Stryker gets medical equipment to regions in need with Project C.U.R.E. partnership


For under-resourced countries around the world, healthcare professionals and caregivers are faced with daily equipment and supply shortfalls that cause delays in providing care to patients.1 Everyday needs such as PPE and surgical equipment are lacking, forcing critical decisions by care teams that much of the developed world can only compare with their experience during the height of the pandemic. 

That’s why Stryker is deepening its partnership with Project C.U.R.E. – to help bring equipment and medical supplies to under-resourced nations across the globe. 

Project C.U.R.E. is the world’s largest distributor of donated medical equipment and supplies to resource-limited communities, touching the lives of patients, families and children in more than 135 countries. Each week, on average, Project C.U.R.E. delivers three to five semi-truck-sized containers packed with the medical equipment and supplies to local hospitals and clinics in desperate need.

Since 2010, Stryker and Project C.U.R.E. have been working hand in hand – a relationship that’s now being taken to the next level as signature partners. “We started with Stryker in the orthopaedic tools division, receiving drills, saws and other essential items for surgical procedures. That original relationship continues, and it has grown to include beds, sterilisation equipment, gurneys, supplies and other items," says Douglas Jackson, CEO of Project C.U.R.E. “Going forward, we’ll continue expanding our partnership along other product lines and divisions.” Stryker has recently elevated Project C.U.R.E. to "signature partner" status, which will mean monetary donations to support their efforts in addition to the ongoing product donations supplied.

Stryker employees volunteer at Project C.U.R.E.

Stryker employees have a passion for volunteerism. A group of employees are working together to compile medical supply shipments for an upcoming Project C.U.R.E. trip. 

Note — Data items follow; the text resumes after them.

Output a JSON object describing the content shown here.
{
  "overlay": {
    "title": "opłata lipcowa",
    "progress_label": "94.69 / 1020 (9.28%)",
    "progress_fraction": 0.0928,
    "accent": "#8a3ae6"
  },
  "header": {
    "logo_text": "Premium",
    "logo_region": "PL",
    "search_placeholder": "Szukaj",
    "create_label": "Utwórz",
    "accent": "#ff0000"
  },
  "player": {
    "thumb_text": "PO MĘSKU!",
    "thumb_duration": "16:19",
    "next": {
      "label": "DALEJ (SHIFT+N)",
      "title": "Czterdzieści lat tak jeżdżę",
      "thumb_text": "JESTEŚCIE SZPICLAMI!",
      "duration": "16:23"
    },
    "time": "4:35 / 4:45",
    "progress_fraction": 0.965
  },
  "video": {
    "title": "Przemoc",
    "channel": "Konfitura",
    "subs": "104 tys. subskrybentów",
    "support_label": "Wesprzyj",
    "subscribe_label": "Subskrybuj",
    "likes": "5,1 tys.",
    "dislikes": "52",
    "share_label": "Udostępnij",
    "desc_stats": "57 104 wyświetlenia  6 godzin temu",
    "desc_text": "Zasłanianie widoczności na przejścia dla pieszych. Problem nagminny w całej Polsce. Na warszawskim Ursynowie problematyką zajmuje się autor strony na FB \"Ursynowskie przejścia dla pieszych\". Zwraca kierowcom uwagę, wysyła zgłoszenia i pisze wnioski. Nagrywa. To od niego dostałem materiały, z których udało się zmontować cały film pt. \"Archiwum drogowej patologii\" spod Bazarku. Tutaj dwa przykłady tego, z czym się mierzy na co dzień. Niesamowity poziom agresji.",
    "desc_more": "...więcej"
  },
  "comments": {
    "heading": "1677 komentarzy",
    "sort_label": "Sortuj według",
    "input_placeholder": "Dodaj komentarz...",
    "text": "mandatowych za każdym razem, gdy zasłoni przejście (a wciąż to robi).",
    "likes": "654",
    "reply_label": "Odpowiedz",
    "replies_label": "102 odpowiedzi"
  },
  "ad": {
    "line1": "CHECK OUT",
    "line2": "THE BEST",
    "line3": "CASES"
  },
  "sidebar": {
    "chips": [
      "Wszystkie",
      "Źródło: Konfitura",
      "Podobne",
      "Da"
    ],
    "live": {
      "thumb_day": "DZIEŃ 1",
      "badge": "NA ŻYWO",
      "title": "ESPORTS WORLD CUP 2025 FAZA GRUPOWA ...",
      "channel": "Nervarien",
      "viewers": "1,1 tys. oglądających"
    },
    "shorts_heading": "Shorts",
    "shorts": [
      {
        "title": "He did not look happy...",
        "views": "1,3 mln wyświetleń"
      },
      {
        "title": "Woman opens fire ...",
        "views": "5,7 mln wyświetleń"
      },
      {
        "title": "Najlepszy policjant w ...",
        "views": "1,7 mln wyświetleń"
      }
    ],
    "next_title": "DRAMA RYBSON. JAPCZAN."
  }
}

Of the 313 million surgeries done around the world each year, only 6% of them occur in under-resourced countries.1 

This isn’t because the need is smaller. “They just don’t have the tools,” says Janet Thompson, Director of National Procurement at Project C.U.R.E. In America, showing up at the hospital and being laid on a tarp seems inhumane, but in many countries, they just don’t have better options, which is why the impact of a single Stryker bed is off the charts. “The tools are not there, but on the flipside, the talent is there,” says Janet. “There are surgeons and healthcare professionals who just need these tools to take care of their communities.” This is what drives the relationship between Stryker and Project C.U.R.E. “And it’s not just better for the patient,” adds Douglas. “You just changed the entire world for a nurse. You don't have a 45 kg nurse moving a 110 kg man. It’s a miserable day for someone working a 10-hour shift. That equipment revolutionises healthcare, not only for the patient, but the provider, too.”

2022 was a remarkable year for Stryker and Project C.U.R.E.

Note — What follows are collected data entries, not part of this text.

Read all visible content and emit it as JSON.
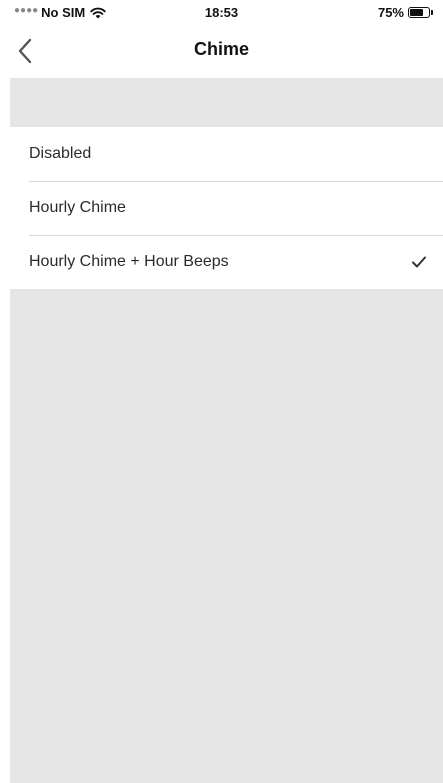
{
  "status_bar": {
    "carrier": "No SIM",
    "time": "18:53",
    "battery_percent": "75%",
    "battery_level": 0.75,
    "icons": [
      "signal-dots-icon",
      "wifi-icon",
      "battery-icon"
    ]
  },
  "nav": {
    "title": "Chime",
    "back_icon": "chevron-left-icon"
  },
  "options": [
    {
      "label": "Disabled",
      "selected": false
    },
    {
      "label": "Hourly Chime",
      "selected": false
    },
    {
      "label": "Hourly Chime + Hour Beeps",
      "selected": true
    }
  ],
  "colors": {
    "background_grouped": "#e5e5e5",
    "row_background": "#ffffff",
    "separator": "#d8d8d8",
    "text": "#2b2b2b"
  }
}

Together, we collaborated on record numbers of product shipments across a wide range of Stryker specialties. Every one of Project C.U.R.E.’s 188 cargo shipments was touched by Stryker in some way, with 38 countries served and countless lives saved. “Each shipment that goes out includes supplies from Stryker,” says Janet.

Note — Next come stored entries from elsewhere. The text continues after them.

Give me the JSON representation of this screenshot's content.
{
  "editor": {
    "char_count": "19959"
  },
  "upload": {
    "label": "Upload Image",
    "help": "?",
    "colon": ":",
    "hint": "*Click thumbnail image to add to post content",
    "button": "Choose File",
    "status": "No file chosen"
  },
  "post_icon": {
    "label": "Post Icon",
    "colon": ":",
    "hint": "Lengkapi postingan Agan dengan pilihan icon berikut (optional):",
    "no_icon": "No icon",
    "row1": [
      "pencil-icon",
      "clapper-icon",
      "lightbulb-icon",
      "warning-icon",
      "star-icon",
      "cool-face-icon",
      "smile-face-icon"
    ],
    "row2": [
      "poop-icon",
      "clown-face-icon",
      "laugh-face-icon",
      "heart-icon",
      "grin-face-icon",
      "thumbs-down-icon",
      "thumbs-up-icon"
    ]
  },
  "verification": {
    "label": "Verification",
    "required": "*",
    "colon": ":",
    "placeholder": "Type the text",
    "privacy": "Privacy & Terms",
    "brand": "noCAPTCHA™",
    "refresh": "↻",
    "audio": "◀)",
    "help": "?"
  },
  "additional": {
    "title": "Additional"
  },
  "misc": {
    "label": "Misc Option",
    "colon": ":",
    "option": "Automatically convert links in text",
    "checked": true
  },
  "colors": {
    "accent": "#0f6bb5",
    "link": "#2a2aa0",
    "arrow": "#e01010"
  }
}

With the tragic onset of war in Ukraine, Stryker and Project C.U.R.E provided emergency beds and stretchers to the places they were needed most, like Kyiv City Children’s’ Hospital #1. Neurovascular supplies and implants were delivered to hospitals where trained surgeons were waiting. Trauma surgeons and facilities in the most hard-hit areas of Ukraine were provided with surgical drills, for orthopedic and neurological procedures.

Stryker selects signature partners who help advance access to healthcare and healthcare technology globally. We’re currently collaborating to provide products where needed, including opportunities to support survivors of the earthquakes in Turkey and the surrounding region.

Heroic work was taking place in Ukraine, but this didn’t mean the healthcare needs in other countries slowed down.

“I was in Guantánamo, Cuba. 500,000 women live in that district,” says Douglas. They had one mammography machine – and it was broken." Douglas asked the doctors what happened if a woman came in. "If we suspect breast cancer, we do a radical mastectomy on both breasts," the doctors said. “And if they need more treatment, we send them to Havana.” Out of all the women the doctors had sent to Havana, zero returned. 

This is one of countless stories that motivates Stryker and Project C.U.R.E. to keep working together, solving challenges and meeting monumental needs.

“We are going to make this happen,” says Douglas. “Stryker and Project C.U.R.E. make a great partnership because we share a similar determination. It comes down to saving lives and changing lives. And that really isn’t possible without partners like Stryker.”